1. Memanen Pinggul Mawar



Gunakan gunting atau pemangkas untuk memotong pinggul tanaman yang sudah matang. Pastikan mereka sudah dewasa dan telah mengembangkan warna penuhnya.

Keluarkan biji dari pinggul dengan cara membelahnya atau menghancurkannya secara perlahan.

2. Mengekstraksi Benih:

Pisahkan bijinya dari daging buah di sekitarnya. Bilas hingga bersih untuk menghilangkan sisa ampas atau residu. 

Perawatan Benih:

1.Merendam Benih:

Beberapa biji mawar mendapat manfaat jika direndam dalam air hangat selama 24 jam. Ini melembutkan kulit biji, membantu perkecambahan.

2. Stratifikasi:

Stratifikasi meniru kondisi alami musim dingin yang diperlukan untuk perkecambahan pada beberapa spesies mawar.

Basahi handuk kertas dan masukkan bijinya ke dalamnya. Tutup rapat dalam kantong plastik dan dinginkan selama 4-12 minggu.

Pengecambahan:
1. Mempersiapkan Media Perkecambahan:

Gunakan campuran bahan awal benih atau campuran lumut gambut dan perlit dalam wadah kecil atau nampan benih.

Pastikan drainase yang baik dengan membuat lubang kecil di bagian bawah.

2. Menanam Benih:

Tanam benih sedalam sekitar ¼ inci di media yang telah disiapkan.

Jaga agar tanah tetap lembab tetapi tidak tergenang air.

Tutupi wadah dengan bungkus plastik atau penutup bening untuk menjaga kelembapan.

3. Kondisi Ideal:

Tempatkan wadah di tempat yang hangat dengan sinar matahari tidak langsung.

Perkecambahan bisa memakan waktu mulai dari beberapa minggu hingga beberapa bulan, jadi kesabaran adalah kuncinya.

Transplantasi dan Perawatan:

1. Pemindahan Bibit:

Setelah bibit sudah menghasilkan beberapa set daun asli, bibit dapat dipindahkan ke pot tersendiri.

Gunakan campuran pot yang memiliki drainase yang baik dan pastikan pot memiliki lubang drainase.

2. Kondisi Pertumbuhan:

Berikan sinar matahari yang cukup, minimal 6 jam sehari, untuk pertumbuhan yang sehat.

Pertahankan tingkat kelembapan yang konsisten, siram saat bagian atas tanah terasa kering.

Beri pupuk sedikit setelah bibit sudah tumbuh.

3. Pengerasan dan Penanaman di Luar Ruangan:

Sesuaikan bibit secara bertahap dengan kondisi luar ruangan dengan menjemurnya di bawah sinar matahari dan angin dalam durasi yang lebih lama.

Setelah musim dingin terakhir, pindahkan bibit ke kebun, pastikan jaraknya sesuai dengan ukuran dewasanya.


Menanam mawar dari biji bisa menjadi perjalanan yang mengasyikkan, memungkinkan Anda menyaksikan keseluruhan siklus hidup bunga-bunga indah ini.

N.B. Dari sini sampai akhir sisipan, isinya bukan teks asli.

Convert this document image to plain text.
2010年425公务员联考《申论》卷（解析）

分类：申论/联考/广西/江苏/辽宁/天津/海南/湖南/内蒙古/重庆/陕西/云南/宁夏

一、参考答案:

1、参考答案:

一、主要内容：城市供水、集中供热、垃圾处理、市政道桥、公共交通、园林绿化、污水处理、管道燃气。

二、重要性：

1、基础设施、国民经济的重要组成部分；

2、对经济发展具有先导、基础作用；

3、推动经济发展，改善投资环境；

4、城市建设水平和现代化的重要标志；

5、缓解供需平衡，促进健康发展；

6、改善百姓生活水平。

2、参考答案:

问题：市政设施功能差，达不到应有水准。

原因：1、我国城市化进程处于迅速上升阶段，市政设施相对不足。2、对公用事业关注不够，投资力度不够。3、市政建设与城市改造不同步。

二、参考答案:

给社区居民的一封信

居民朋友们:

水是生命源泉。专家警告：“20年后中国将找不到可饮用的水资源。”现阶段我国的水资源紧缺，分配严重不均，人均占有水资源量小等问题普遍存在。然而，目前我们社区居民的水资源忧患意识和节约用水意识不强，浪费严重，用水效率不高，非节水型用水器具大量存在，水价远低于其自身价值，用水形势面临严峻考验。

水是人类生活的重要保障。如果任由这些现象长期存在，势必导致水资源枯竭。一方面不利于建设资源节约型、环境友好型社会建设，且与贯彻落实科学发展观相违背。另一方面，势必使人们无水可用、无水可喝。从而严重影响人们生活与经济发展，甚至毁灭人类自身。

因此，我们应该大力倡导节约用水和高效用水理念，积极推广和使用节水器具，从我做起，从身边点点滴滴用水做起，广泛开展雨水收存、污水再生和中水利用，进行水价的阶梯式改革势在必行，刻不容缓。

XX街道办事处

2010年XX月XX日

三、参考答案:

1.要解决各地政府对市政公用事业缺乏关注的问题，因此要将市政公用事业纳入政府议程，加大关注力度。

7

Meskipun membutuhkan waktu dan perhatian, kegembiraan dalam memelihara bunga mawar dari biji kecil hingga tanaman berbunga sangatlah bermanfaat. Ingat, setiap varietas mawar mungkin memiliki persyaratan khusus masing-masing, jadi selalu carilah panduan yang disesuaikan dengan jenis mawar tertentu yang Anda tanam. Nikmati prosesnya dan nikmati keindahan ciptaan alam!


Terinspirasi oleh ini? Bagikan artikel ini ke teman-teman Anda!